Figure 10: Visualization of the chemical space based on oral availability descriptors (MW, logP, RB, TPSA, HBD and HBA) and a principal component analysis. Left: All compounds. Center: Only active compounds (activity index equal or greater than 3). Right: Only inactive compounds (activity index lower than 3).

Figure 11 shows a visualization of the chemical space based on SOM. In this plot, inactive compounds in the three sets tend to span over the map. However, when showing only the active compounds (active index equal or greater than 3), it shows that active compounds of DNMT3A and DNMT3B are not covering the same chemical space.


Figure 11: Visualization of the chemical space based on oral availability descriptors (MW, logP, RB, TPSA, HBD and HBA) projected on a self-organizing map. Top: only inactive compounds. Bottom: only active compounds.


A global cheminformatic comparison of three data sets of inhibitors of DNMT1, DNMT3A and DNMT3B is reported in this work. Analysis of physicochemical properties and molecular diversity based on fingerprints showed that inhibitors of DNMT1 cover broader areas of the chemical space. In contrast, DNMT3A and DNMT3B cover smaller areas. Analysis with topological descriptors revealed that inhibitors of DNMT3A have larger volume than inhibitors of DNMT1 and 3B. Inhibitors of DNMT3B also had higher values of fraction of sp3 atoms than the other sets. Visual representation of the chemical space revealed that all three sets of inhibitors of DNMT1, 3A and 3B share a common space. Scaffold diversity analysis indicated that inhibitors of DNMT1 and DNMT3A have a larger number of molecular scaffolds as compared to DNMT3B. For all three data sets, there are molecular scaffolds enriched with active molecules representing promising starting points for drug development.

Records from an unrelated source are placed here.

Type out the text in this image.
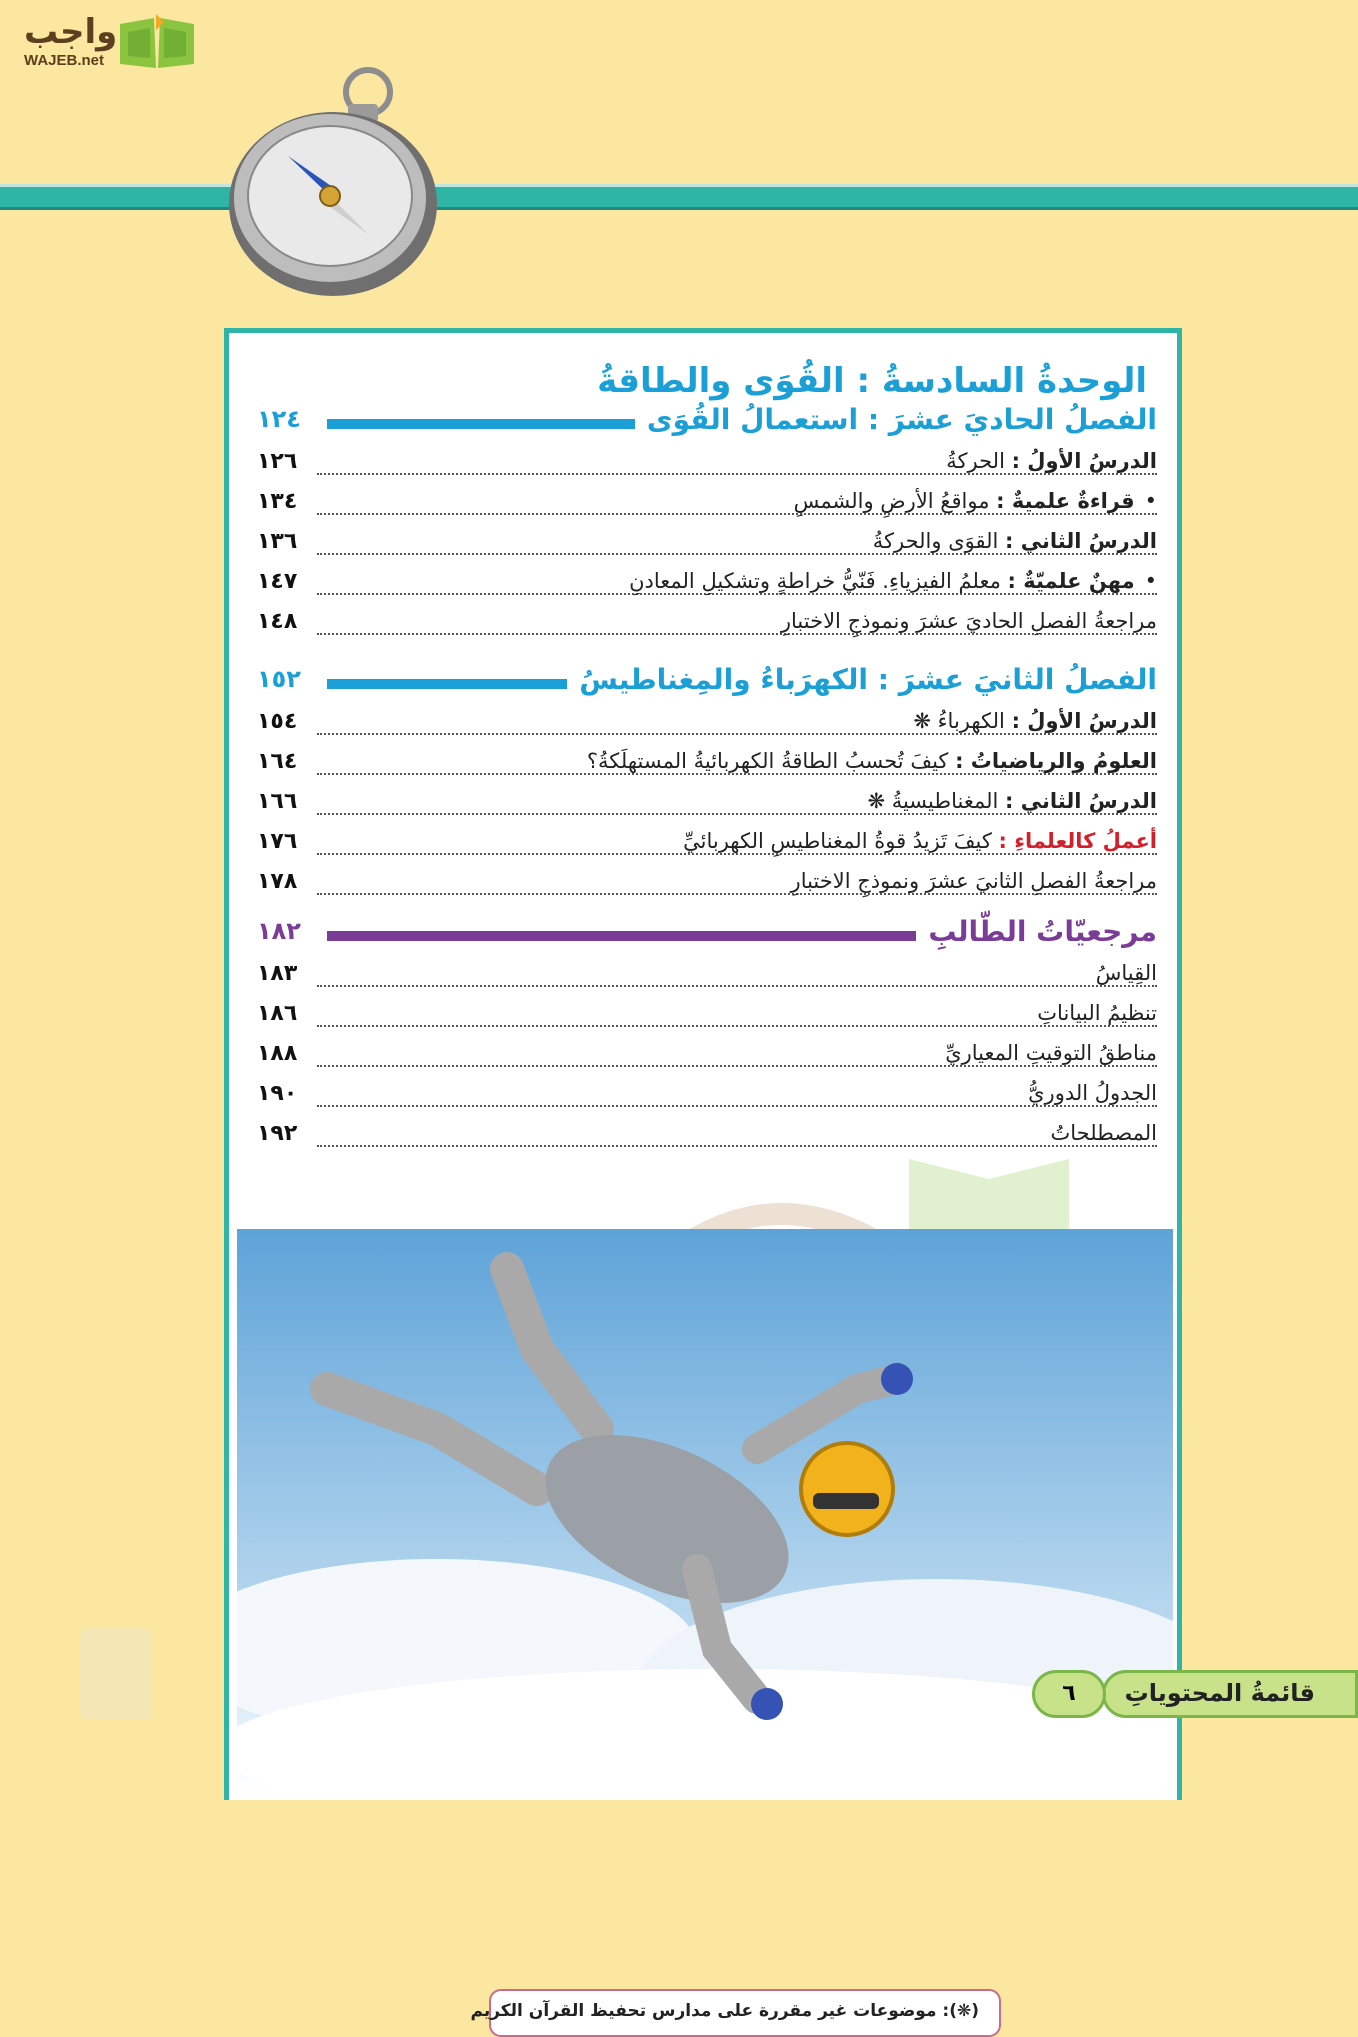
واجب
WAJEB.net
الوحدةُ السادسةُ : القُوَى والطاقةُ
الفصلُ الحاديَ عشرَ : استعمالُ القُوَى
١٢٤
الدرسُ الأولُ : الحركةُ
١٢٦
• قراءةٌ علميةٌ : مواقعُ الأرضِ والشمسِ
١٣٤
الدرسُ الثاني : القوَى والحركةُ
١٣٦
• مهنٌ علميّةٌ : معلمُ الفيزياءِ. فَنّيُّ خراطةٍ وتشكيلِ المعادنِ
١٤٧
مراجعةُ الفصلِ الحاديَ عشرَ ونموذجِ الاختبارِ
١٤٨
الفصلُ الثانيَ عشرَ : الكهرَباءُ والمِغناطيسُ
١٥٢
الدرسُ الأولُ : الكهرباءُ ❋
١٥٤
العلومُ والرياضياتُ : كيفَ تُحسبُ الطاقةُ الكهربائيةُ المستهلَكةُ؟
١٦٤
الدرسُ الثاني : المغناطيسيةُ ❋
١٦٦
أعملُ كالعلماءِ : كيفَ تَزيدُ قوةُ المغناطيسِ الكهربائيِّ
١٧٦
مراجعةُ الفصلِ الثانيَ عشرَ ونموذجِ الاختبارِ
١٧٨
مرجعيّاتُ الطّالبِ
١٨٢
القِياسُ
١٨٣
تنظيمُ البياناتِ
١٨٦
مناطقُ التوقيتِ المعياريِّ
١٨٨
الجدولُ الدوريُّ
١٩٠
المصطلحاتُ
١٩٢
(❋): موضوعات غير مقررة على مدارس تحفيظ القرآن الكريم
قائمةُ المحتوياتِ
٦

This work was supported by the Universidad Nacional Autónoma de México (UNAM) grant ‘Programa de Apoyo a Proyectos de Investigación e Inovación Tecnológica’ (PAPIIT) IA204016. We also thank funding from the ‘Programa de Apoyo a la Investigación y el Posgrado’ (PAIP) 50009163, Facultad de Química, UNAM. OP-H is grateful to CONACyT for the fellowships granted No. 765897/606003.